First of all, for those of you who don’t know, NaNoWriMo is National Novel Writing Month, which is, according to their website, “… a fun, seat-of-your-pants approach to creative writing. On November 1, participants begin working towards the goal of writing a 50,000-word novel by 11:59 PM on November 30.” If you’ve never heard of it, and would like to know more, then pop over to their site and read up on it quickly. And, if you’re considering doing this, it’s not too late! Everything kicks off tomorrow morning so there’s plenty of time, especially if you use the tools I’m about to share with you.
(Okay, these tools really don’t have a direct effect on how much time there is before starting, but they may help if you start writing.)
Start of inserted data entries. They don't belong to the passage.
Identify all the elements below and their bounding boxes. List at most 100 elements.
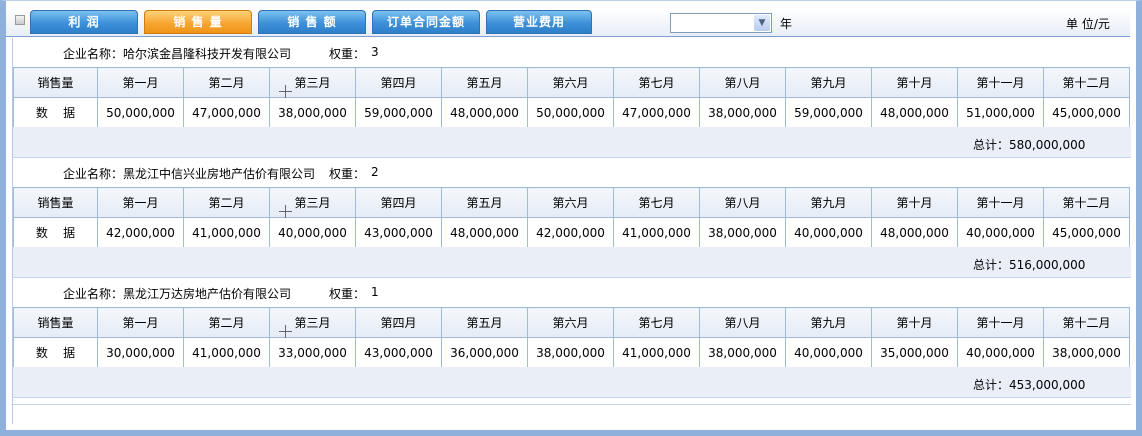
- company-name-label: 企业名称：: [63, 47, 124, 61]
- weight-value: 2: [371, 165, 379, 179]
- tab-profit[interactable]: 利 润: [30, 10, 138, 34]
- tab-order-contract-amount[interactable]: 订单合同金额: [372, 10, 480, 34]
- table-cell-value: 38,000,000: [1043, 337, 1130, 368]
- weight-label: 权重：: [329, 287, 366, 301]
- company-info: 企业名称： 黑龙江中信兴业房地产估价有限公司 权重： 2: [13, 158, 1131, 186]
- table-cell-value: 35,000,000: [871, 337, 958, 368]
- weight-value: 3: [371, 45, 379, 59]
- header-cell-month: 第八月: [699, 307, 786, 338]
- table-cell-value: 45,000,000: [1043, 97, 1130, 128]
- header-cell-metric: 销售量: [13, 67, 98, 98]
- weight-value: 1: [371, 285, 379, 299]
- company-info: 企业名称： 黑龙江万达房地产估价有限公司 权重： 1: [13, 278, 1131, 306]
- header-cell-month: 第十一月: [957, 187, 1044, 218]
- table-cell-value: 40,000,000: [785, 217, 872, 248]
- total-label: 总计：: [973, 138, 1010, 152]
- row-label: 数 据: [13, 97, 98, 128]
- table-cell-value: 59,000,000: [785, 97, 872, 128]
- year-select[interactable]: ▼: [670, 13, 772, 33]
- header-cell-month: 第六月: [527, 67, 614, 98]
- table-cell-value: 38,000,000: [527, 337, 614, 368]
- header-cell-month: 第一月: [97, 67, 184, 98]
- tab-sales-volume[interactable]: 销 售 量: [144, 10, 252, 34]
- row-label: 数 据: [13, 217, 98, 248]
- year-label: 年: [780, 17, 793, 31]
- collapse-icon[interactable]: [15, 15, 25, 25]
- tab-operating-expenses[interactable]: 营业费用: [486, 10, 592, 34]
- sales-table: 销售量 第一月 第二月 第三月 第四月 第五月 第六月 第七月 第八月 第九月 第十月 第十一月 第十二…: [13, 187, 1130, 248]
- total-amount: 580,000,000: [1009, 138, 1086, 152]
- table-cell-value: 43,000,000: [355, 337, 442, 368]
- weight-label: 权重：: [329, 167, 366, 181]
- header-cell-month: 第十月: [871, 187, 958, 218]
- sales-table: 销售量 第一月 第二月 第三月 第四月 第五月 第六月 第七月 第八月 第九月 第十月 第十一月 第十二…: [13, 67, 1130, 128]
- table-row: 数 据 30,000,000 41,000,000 33,000,000 43,000,…: [13, 337, 1130, 368]
- total-value: 总计：453,000,000: [973, 376, 1085, 393]
- header-cell-month: 第八月: [699, 187, 786, 218]
- company-name-label: 企业名称：: [63, 167, 124, 181]
- table-cell-value: 30,000,000: [97, 337, 184, 368]
- table-cell-value: 41,000,000: [183, 337, 270, 368]
- header-cell-metric: 销售量: [13, 307, 98, 338]
- header-cell-month: 第十月: [871, 67, 958, 98]
- header-cell-month: 第七月: [613, 187, 700, 218]
- header-cell-month: 第四月: [355, 307, 442, 338]
- header-cell-month: 第七月: [613, 67, 700, 98]
- header-cell-month: 第二月: [183, 187, 270, 218]
- header-cell-month: 第九月: [785, 187, 872, 218]
- table-cell-value: 36,000,000: [441, 337, 528, 368]
- table-cell-value: 42,000,000: [527, 217, 614, 248]
- table-cell-value: 33,000,000: [269, 337, 356, 368]
- header-cell-month: 第十一月: [957, 307, 1044, 338]
- table-cell-value: 48,000,000: [871, 217, 958, 248]
- company-name: 黑龙江中信兴业房地产估价有限公司: [123, 167, 316, 181]
- table-cell-value: 51,000,000: [957, 97, 1044, 128]
- tab-sales-amount[interactable]: 销 售 额: [258, 10, 366, 34]
- header-cell-month: 第八月: [699, 67, 786, 98]
- header-cell-month: 第五月: [441, 307, 528, 338]
- table-cell-value: 59,000,000: [355, 97, 442, 128]
- header-cell-month: 第五月: [441, 187, 528, 218]
- table-header-row: 销售量 第一月 第二月 第三月 第四月 第五月 第六月 第七月 第八月 第九月 第十月 第十一月 第十二…: [13, 67, 1130, 98]
- company-name: 哈尔滨金昌隆科技开发有限公司: [123, 47, 292, 61]
- table-row: 数 据 42,000,000 41,000,000 40,000,000 43,000,…: [13, 217, 1130, 248]
- header-cell-month: 第九月: [785, 67, 872, 98]
- company-name-label: 企业名称：: [63, 287, 124, 301]
- company-info: 企业名称： 哈尔滨金昌隆科技开发有限公司 权重： 3: [13, 38, 1131, 66]
- table-cell-value: 38,000,000: [699, 217, 786, 248]
- table-cell-value: 41,000,000: [613, 337, 700, 368]
- table-cell-value: 48,000,000: [441, 97, 528, 128]
- total-amount: 453,000,000: [1009, 378, 1086, 392]
- table-cell-value: 41,000,000: [183, 217, 270, 248]
- header-cell-month: 第一月: [97, 187, 184, 218]
- row-label: 数 据: [13, 337, 98, 368]
- table-cell-value: 42,000,000: [97, 217, 184, 248]
- sales-table: 销售量 第一月 第二月 第三月 第四月 第五月 第六月 第七月 第八月 第九月 第十月 第十一月 第十二…: [13, 307, 1130, 368]
- header-cell-metric: 销售量: [13, 187, 98, 218]
- table-cell-value: 38,000,000: [699, 97, 786, 128]
- company-name: 黑龙江万达房地产估价有限公司: [123, 287, 292, 301]
- table-cell-value: 40,000,000: [957, 337, 1044, 368]
- header-cell-month: 第三月: [269, 307, 356, 338]
- chevron-down-icon[interactable]: ▼: [754, 15, 770, 31]
- table-cell-value: 47,000,000: [613, 97, 700, 128]
- header-cell-month: 第四月: [355, 187, 442, 218]
- total-label: 总计：: [973, 258, 1010, 272]
- header-cell-month: 第六月: [527, 187, 614, 218]
- header-cell-month: 第九月: [785, 307, 872, 338]
- empty-footer-row: [13, 404, 1131, 425]
- table-cell-value: 50,000,000: [527, 97, 614, 128]
- header-cell-month: 第七月: [613, 307, 700, 338]
- total-value: 总计：580,000,000: [973, 136, 1085, 153]
- table-cell-value: 38,000,000: [269, 97, 356, 128]
- table-cell-value: 40,000,000: [785, 337, 872, 368]
- table-cell-value: 50,000,000: [97, 97, 184, 128]
- header-cell-month: 第六月: [527, 307, 614, 338]
- header-cell-month: 第二月: [183, 67, 270, 98]
- table-cell-value: 40,000,000: [957, 217, 1044, 248]
- table-cell-value: 43,000,000: [355, 217, 442, 248]
- total-amount: 516,000,000: [1009, 258, 1086, 272]
- header-cell-month: 第十二月: [1043, 187, 1130, 218]
- header-cell-month: 第一月: [97, 307, 184, 338]
- total-bar: 总计：580,000,000: [13, 127, 1131, 158]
First of all, there are an amazing array of tools for writers, whether you’re participating in National Novel Writing Month or not. PC Magazine has a good round-up in their article Tools to Help You Write a Novel in 30 Days. I’ve written about several of these before, including Scrivener. Scrivener is a pretty main-stream tool that runs on Mac and Windows. It has a fairly long list of endorsements from authors of many stripes. I’ve been personally reluctant to start using this tool mainly due to cost. But, now, not only has it gotten less expensive, but you can get a free, trial copy especially for NaNoWriMo that will last until December 7th, which is a little bit longer than the regular 30 days. And, if you complete the NaNoWriMo challenge, you can get a 50% discount via a code that will be included on your “Winner’s Goodies” page at NaNoWriMo. But, even if you don’t “win” NaNoWriMo, you can get a 20% discount with a code found at the trial download link. You can also find a special NaNoWriMo template there to help you with your work in November.
If you’re still not ready to commit to a paid bit of software, you can try Plume, which I’ve mentioned on this blog before, in 2012. It’s free and has many of the same features as Scrivener. On the other hand, if you want yet another bit of free software that has similar but different features, check out the recently updated opensource project oStorybook. Again, it has a different look-and-feel, but it’s based on the same code as another popular, opensource software project that went dark. It’s free and should give a novelist all the tools they need to write their book and keep track of, well, everything.
Or, you can go the simplest route of all and just use a text editor, like I often do!
Either way, let me encourage you to take a risk and give NaNoWriMo a try if you have any interest in writing fiction for a living. It will be an eye-opening experience!